現れたのは、尋問を終えたユリウスとランシーだった。
「セオドア兄上、ご無事で何よりです。アルフォンス兄上、例の獣人についてご報告を」
「ご苦労だったなユリウス。口は割ったか?」
「……いいえ。背後にいる人物についての情報は何らかの能力で封じられているようです」
「そうか。お前の話術で無理なら、また別の方法を考えんとな」
「そうですね。……引き続き、揺さぶってみようとは思っています」
「あぁ、頼む。……話が逸れたな。つまり、情報漏洩は確実で、それを元に敵は動いているということだな」
セオドアは腕を組み、沈黙の後に言葉を継いだ。
「……今思ったんだが、それを利用できないか?」
「……どういう意味だ?」
「北の砦を囮にする。敵がそこに関心を持つのなら、先手を打って準備を整え、迎え撃つ」
「囮……」
ジンリェンが眉をひそめる。
「フーリェンがそこにいる以上、必ず奪いに来るはずだ。襲撃場所が分かっていれば対策はできる」
「策としては大胆だが、確かに敵の出方を探るには有効だな……」
「ただしフーリェンの身は危険に晒される。砦もまた然りだ。体制は万全にせねばならん」
そしてそのままセオドアは力強く言い切る。
「だが北の砦は王国でも随一の堅牢さを誇る。あそこを守るのは、戦火を何度もくぐり抜けてきた歴戦の兵士たちだ。加えてフェルディナの女王が統治する台地……一筋縄では崩せん」
「囮にするには十分な強度と信頼がある、というわけだな」
アルフォンスの言葉に、セオドアは深く頷いた。護衛たちもまたその目に鋭い光を宿す。
北の大地を囮とした作戦。こちらの予想通りに敵が動くとは限らない。しかし確実に、敵はフーリェンを取りに来る。彼を欲しているのであれば、こちらもそのつもりで動く。彼を餌に、彼を武器に、敵をおびき出す。少しでも早く、戦の芽を摘むために。
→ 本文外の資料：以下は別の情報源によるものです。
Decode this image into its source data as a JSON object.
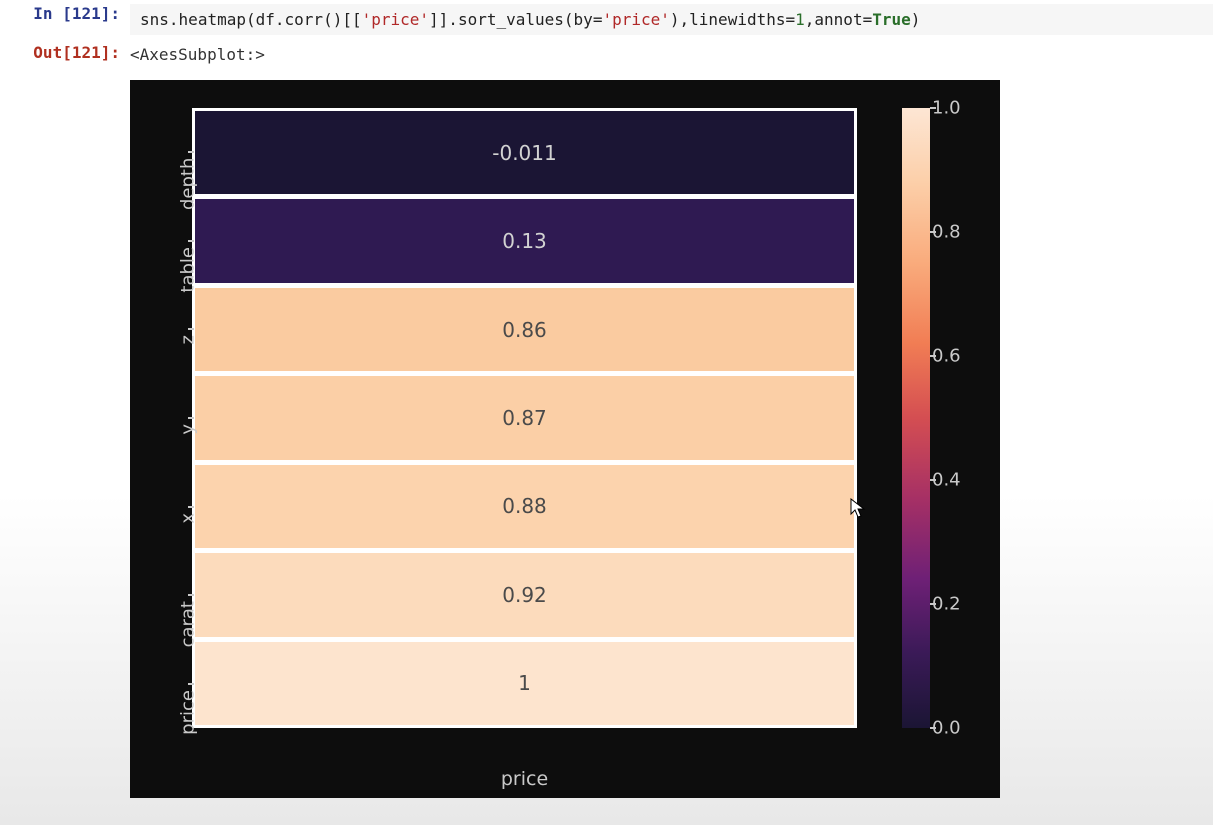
{
  "input_prompt": "In [121]:",
  "output_prompt": "Out[121]:",
  "code_tokens": [
    {
      "t": "sns",
      "c": "s-name"
    },
    {
      "t": ".",
      "c": "s-name"
    },
    {
      "t": "heatmap",
      "c": "s-name"
    },
    {
      "t": "(",
      "c": "s-name"
    },
    {
      "t": "df",
      "c": "s-name"
    },
    {
      "t": ".",
      "c": "s-name"
    },
    {
      "t": "corr",
      "c": "s-name"
    },
    {
      "t": "()[[",
      "c": "s-name"
    },
    {
      "t": "'price'",
      "c": "s-str"
    },
    {
      "t": "]].",
      "c": "s-name"
    },
    {
      "t": "sort_values",
      "c": "s-name"
    },
    {
      "t": "(",
      "c": "s-name"
    },
    {
      "t": "by",
      "c": "s-name"
    },
    {
      "t": "=",
      "c": "s-name"
    },
    {
      "t": "'price'",
      "c": "s-str"
    },
    {
      "t": "),",
      "c": "s-name"
    },
    {
      "t": "linewidths",
      "c": "s-name"
    },
    {
      "t": "=",
      "c": "s-name"
    },
    {
      "t": "1",
      "c": "s-num"
    },
    {
      "t": ",",
      "c": "s-name"
    },
    {
      "t": "annot",
      "c": "s-name"
    },
    {
      "t": "=",
      "c": "s-name"
    },
    {
      "t": "True",
      "c": "s-kw"
    },
    {
      "t": ")",
      "c": "s-name"
    }
  ],
  "output_repr": "<AxesSubplot:>",
  "chart_data": {
    "type": "heatmap",
    "xlabel": "price",
    "ylabels": [
      "depth",
      "table",
      "z",
      "y",
      "x",
      "carat",
      "price"
    ],
    "values": [
      -0.011,
      0.13,
      0.86,
      0.87,
      0.88,
      0.92,
      1
    ],
    "annotations": [
      "-0.011",
      "0.13",
      "0.86",
      "0.87",
      "0.88",
      "0.92",
      "1"
    ],
    "cell_colors": [
      "#1b1534",
      "#2f1a52",
      "#facba0",
      "#fbcfa6",
      "#fcd3ad",
      "#fcdbbc",
      "#fde4ce"
    ],
    "annot_text_colors": [
      "light",
      "light",
      "dark",
      "dark",
      "dark",
      "dark",
      "dark"
    ],
    "colorbar_ticks": [
      {
        "label": "1.0",
        "pos": 0.0
      },
      {
        "label": "0.8",
        "pos": 0.2
      },
      {
        "label": "0.6",
        "pos": 0.4
      },
      {
        "label": "0.4",
        "pos": 0.6
      },
      {
        "label": "0.2",
        "pos": 0.8
      },
      {
        "label": "0.0",
        "pos": 1.0
      }
    ],
    "vmin": 0.0,
    "vmax": 1.0
  }
}
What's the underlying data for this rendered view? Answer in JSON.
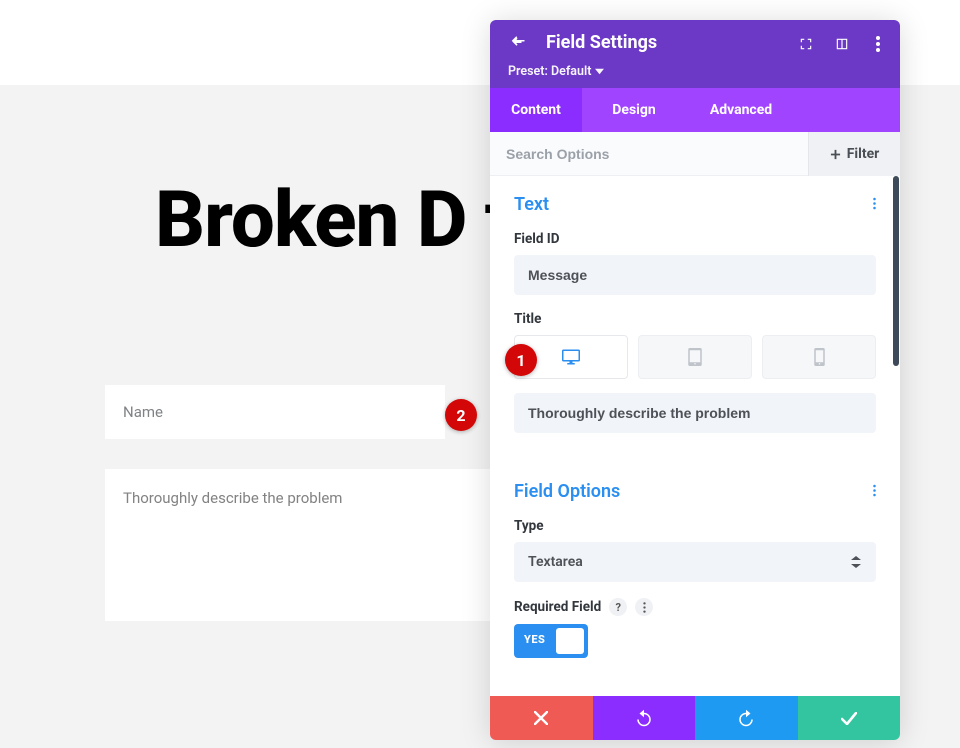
{
  "page": {
    "heading": "Broken D       ta",
    "name_field_label": "Name",
    "textarea_field_label": "Thoroughly describe the problem"
  },
  "panel": {
    "title": "Field Settings",
    "preset_label": "Preset: Default",
    "tabs": {
      "content": "Content",
      "design": "Design",
      "advanced": "Advanced"
    },
    "search_placeholder": "Search Options",
    "filter_label": "Filter",
    "sections": {
      "text": {
        "title": "Text",
        "field_id_label": "Field ID",
        "field_id_value": "Message",
        "title_label": "Title",
        "title_value": "Thoroughly describe the problem"
      },
      "options": {
        "title": "Field Options",
        "type_label": "Type",
        "type_value": "Textarea",
        "required_label": "Required Field",
        "required_value": "YES"
      }
    }
  },
  "markers": {
    "m1": "1",
    "m2": "2"
  }
}
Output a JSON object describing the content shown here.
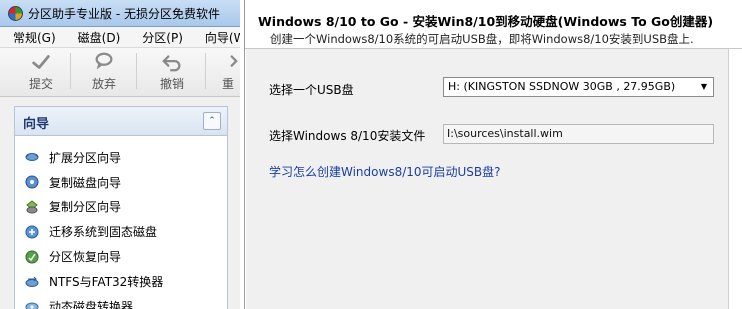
{
  "left_window": {
    "title": "分区助手专业版 - 无损分区免费软件",
    "menu": [
      "常规(G)",
      "磁盘(D)",
      "分区(P)",
      "向导(W)"
    ],
    "toolbar": [
      {
        "label": "提交",
        "icon": "check-icon"
      },
      {
        "label": "放弃",
        "icon": "discard-icon"
      },
      {
        "label": "撤销",
        "icon": "undo-icon"
      },
      {
        "label": "重",
        "icon": "redo-icon"
      }
    ],
    "panel": {
      "title": "向导",
      "collapse_glyph": "⌃",
      "items": [
        {
          "label": "扩展分区向导",
          "icon": "extend-partition-icon"
        },
        {
          "label": "复制磁盘向导",
          "icon": "copy-disk-icon"
        },
        {
          "label": "复制分区向导",
          "icon": "copy-partition-icon"
        },
        {
          "label": "迁移系统到固态磁盘",
          "icon": "migrate-ssd-icon"
        },
        {
          "label": "分区恢复向导",
          "icon": "partition-recovery-icon"
        },
        {
          "label": "NTFS与FAT32转换器",
          "icon": "ntfs-fat32-converter-icon"
        },
        {
          "label": "动态磁盘转换器",
          "icon": "dynamic-disk-converter-icon"
        }
      ]
    }
  },
  "right_window": {
    "title": "Windows 8/10 to Go - 安装Win8/10到移动硬盘(Windows To Go创建器)",
    "subtitle": "创建一个Windows8/10系统的可启动USB盘，即将Windows8/10安装到USB盘上.",
    "select_usb_label": "选择一个USB盘",
    "select_usb_value": "H: (KINGSTON SSDNOW 30GB    , 27.95GB)",
    "install_file_label": "选择Windows 8/10安装文件",
    "install_file_value": "I:\\sources\\install.wim",
    "help_link": "学习怎么创建Windows8/10可启动USB盘?"
  },
  "colors": {
    "title_gradient_top": "#c9def5",
    "panel_header_text": "#1e3a6e",
    "link": "#1a3ea6",
    "body_bg": "#f0f0f0"
  }
}
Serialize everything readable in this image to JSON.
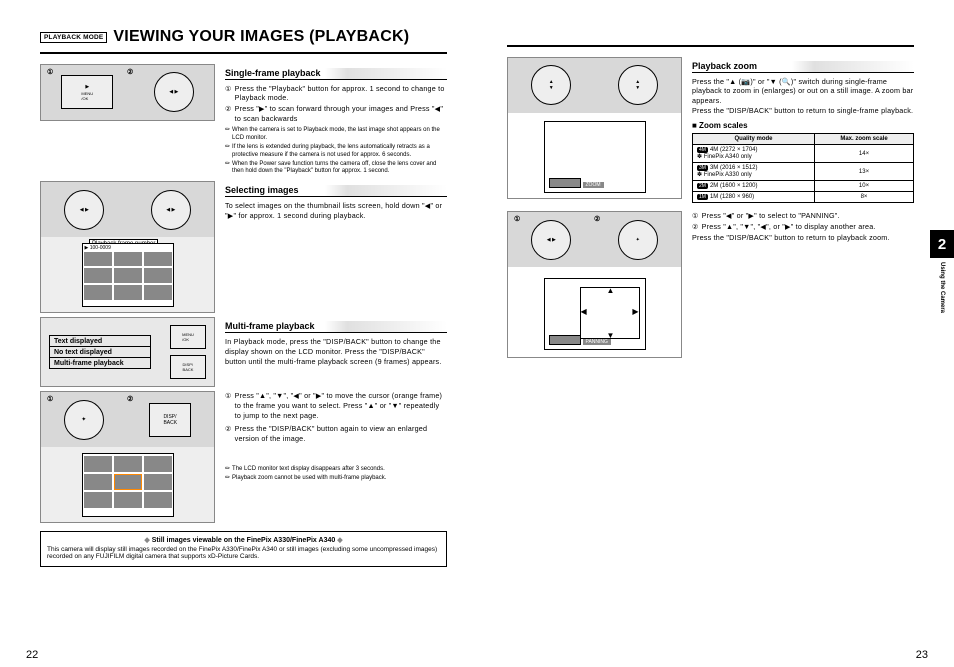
{
  "header": {
    "mode_badge": "PLAYBACK MODE",
    "title": "VIEWING YOUR IMAGES (PLAYBACK)"
  },
  "sections": {
    "single_frame": {
      "heading": "Single-frame playback",
      "step1": "Press the \"Playback\" button for approx. 1 second to change to Playback mode.",
      "step2": "Press \"▶\" to scan forward through your images and Press \"◀\" to scan backwards",
      "notes": [
        "When the camera is set to Playback mode, the last image shot appears on the LCD monitor.",
        "If the lens is extended during playback, the lens automatically retracts as a protective measure if the camera is not used for approx. 6 seconds.",
        "When the Power save function turns the camera off, close the lens cover and then hold down the \"Playback\" button for approx. 1 second."
      ]
    },
    "selecting": {
      "heading": "Selecting images",
      "body": "To select images on the thumbnail lists screen, hold down \"◀\" or \"▶\" for approx. 1 second during playback."
    },
    "multi_frame": {
      "heading": "Multi-frame playback",
      "body": "In Playback mode, press the \"DISP/BACK\" button to change the display shown on the LCD monitor. Press the \"DISP/BACK\" button until the multi-frame playback screen (9 frames) appears.",
      "step1": "Press \"▲\", \"▼\", \"◀\" or \"▶\" to move the cursor (orange frame) to the frame you want to select. Press \"▲\" or \"▼\" repeatedly to jump to the next page.",
      "step2": "Press the \"DISP/BACK\" button again to view an enlarged version of the image.",
      "notes": [
        "The LCD monitor text display disappears after 3 seconds.",
        "Playback zoom cannot be used with multi-frame playback."
      ]
    },
    "zoom": {
      "heading": "Playback zoom",
      "body1": "Press the \"▲ (📷)\" or \"▼ (🔍)\" switch during single-frame playback to zoom in (enlarges) or out on a still image. A zoom bar appears.",
      "body2": "Press the \"DISP/BACK\" button to return to single-frame playback.",
      "scales_heading": "■ Zoom scales",
      "table": {
        "h1": "Quality mode",
        "h2": "Max. zoom scale",
        "rows": [
          {
            "mode": "4M (2272 × 1704)\n✽ FinePix A340 only",
            "scale": "14×"
          },
          {
            "mode": "3M (2016 × 1512)\n✽ FinePix A330 only",
            "scale": "13×"
          },
          {
            "mode": "2M (1600 × 1200)",
            "scale": "10×"
          },
          {
            "mode": "1M (1280 × 960)",
            "scale": "8×"
          }
        ]
      },
      "step1": "Press \"◀\" or \"▶\" to select to \"PANNING\".",
      "step2": "Press \"▲\", \"▼\", \"◀\", or \"▶\" to display another area.",
      "body3": "Press the \"DISP/BACK\" button to return to playback zoom."
    }
  },
  "illus": {
    "playback_frame_label": "Playback frame number",
    "menu_items": [
      "Text displayed",
      "No text displayed",
      "Multi-frame playback"
    ],
    "btn_labels": {
      "menu": "MENU\n/OK",
      "disp": "DISP/\nBACK"
    }
  },
  "footer": {
    "title": "Still images viewable on the FinePix A330/FinePix A340",
    "body": "This camera will display still images recorded on the FinePix A330/FinePix A340 or still images (excluding some uncompressed images) recorded on any FUJIFILM digital camera that supports xD-Picture Cards."
  },
  "chapter": {
    "num": "2",
    "label": "Using the Camera"
  },
  "pages": {
    "left": "22",
    "right": "23"
  }
}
薄暗い灯りの中で、扉が静かに閉まる。セオドアはシュアンランへと向き直ると、低く、囁くように命じた。
「シュアンラン、お前に北の砦への出向を命じる」
名を呼ばれた狼男は僅かに目を見開いたが、すぐに落ち着いた表情で頷いた。
「北の大地はお前の独壇場のはずだ。存分にその力を使え。俺が許可する」
「御意」
その言葉に応えるように、狼男の深紅の瞳が静かに熱を帯びたのだった。